☀️ AI Morning Minute: Reasoning Model
Some AI models answer fast. Others stop and think. That difference turns out to matter a lot.
For most of AI’s history, models worked the same way: you ask, they answer. The speed was the point. But a new category of model takes a different approach. Before it responds, it works through the problem step by step, checks its own logic, and sometimes backtracks when something doesn’t add up.
These are called reasoning models, and they’re genuinely better at hard problems than their faster counterparts.
What it means
A reasoning model is an AI that spends extra compute (processing power) before giving you an answer, using that time to think through a problem rather than jumping straight to a response. The model generates an internal chain of thought, working out intermediate steps the way you might scribble on scratch paper before writing a final answer.
You usually don’t see this thinking. You just see the result, which arrives slower but tends to be more accurate on complex tasks. OpenAI’s o-series, Google’s Gemini with thinking enabled, and Anthropic’s Claude with extended thinking are all examples of this approach.
Why it matters
On hard math, logic, and coding problems, reasoning models outperform standard models by wide margins. OpenAI’s o3 scored 87.5% on the ARC-AGI-3 benchmark, a test designed to resist pattern-matching, compared to single digits for most non-reasoning models. The gap is real and measurable.

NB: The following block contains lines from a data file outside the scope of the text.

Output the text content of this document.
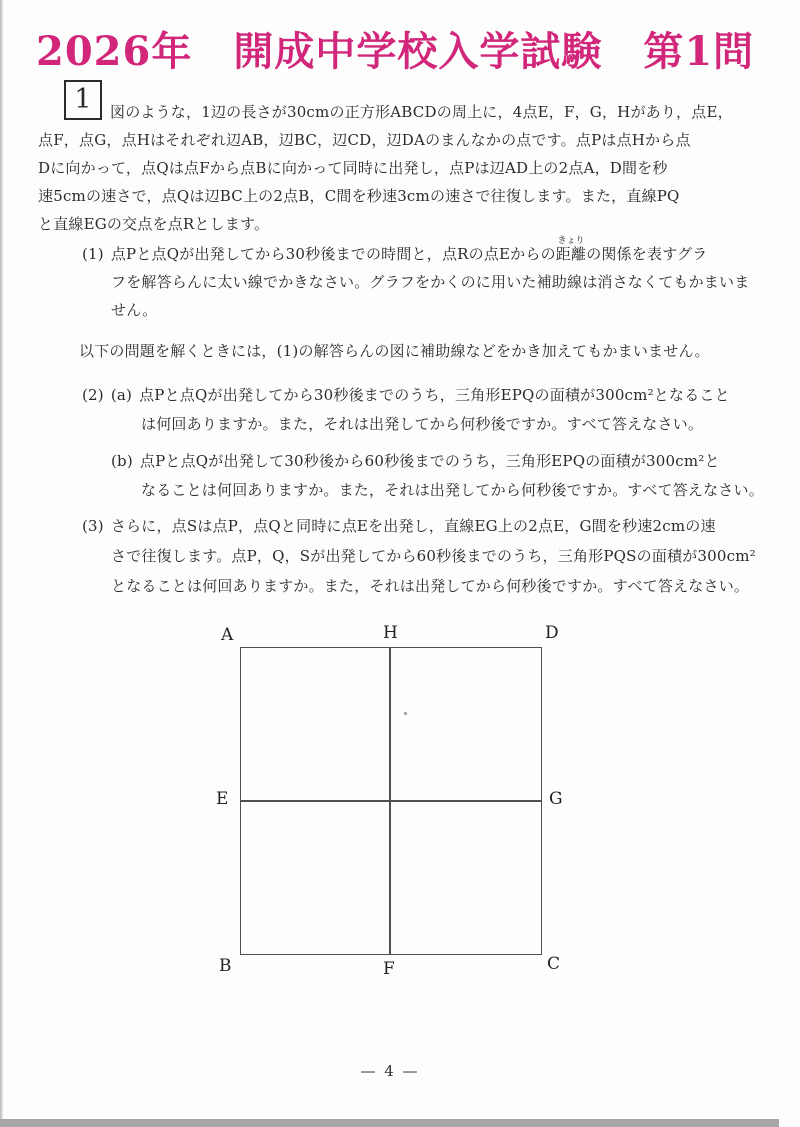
2026年　開成中学校入学試験　第1問
1	図のような，1辺の長さが30cmの正方形ABCDの周上に，4点E，F，G，Hがあり，点E，
点F，点G，点Hはそれぞれ辺AB，辺BC，辺CD，辺DAのまんなかの点です。点Pは点Hから点
Dに向かって，点Qは点Fから点Bに向かって同時に出発し，点Pは辺AD上の2点A，D間を秒
速5cmの速さで，点Qは辺BC上の2点B，C間を秒速3cmの速さで往復します。また，直線PQ
と直線EGの交点を点Rとします。
(1) 点Pと点Qが出発してから30秒後までの時間と，点Rの点Eからの
きょり
距離の関係を表すグラ
フを解答らんに太い線でかきなさい。グラフをかくのに用いた補助線は消さなくてもかまいま
せん。
以下の問題を解くときには，(1)の解答らんの図に補助線などをかき加えてもかまいません。
(2) (a) 点Pと点Qが出発してから30秒後までのうち，三角形EPQの面積が300cm²となること
は何回ありますか。また，それは出発してから何秒後ですか。すべて答えなさい。
(b) 点Pと点Qが出発して30秒後から60秒後までのうち，三角形EPQの面積が300cm²と
なることは何回ありますか。また，それは出発してから何秒後ですか。すべて答えなさい。
(3) さらに，点Sは点P，点Qと同時に点Eを出発し，直線EG上の2点E，G間を秒速2cmの速
さで往復します。点P，Q，Sが出発してから60秒後までのうち，三角形PQSの面積が300cm²
となることは何回ありますか。また，それは出発してから何秒後ですか。すべて答えなさい。
A	H	D
E	G
B	F	C
— 4 —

The tradeoff is cost and speed. Reasoning models use significantly more compute per response, which means they’re slower and more expensive to run. You wouldn’t use one to summarize an email. You would use one to debug a complex system or work through a legal argument.
This is changing what “better AI” means. Raw model size used to be the main lever. Now the question is how much thinking time a model gets, and how well it uses it. That shift is driving a new wave of research into what’s called test-time compute, spending more resources at inference rather than just at training.
Simple example
Give a standard model a logic puzzle with five variables and three constraints and it’ll often guess confidently and get it wrong. Give the same puzzle to a reasoning model and it’ll work through each constraint, catch the conflict, revise its approach, and land on the right answer.
The reasoning model took ten seconds instead of one. For a puzzle that matters, that’s a good trade.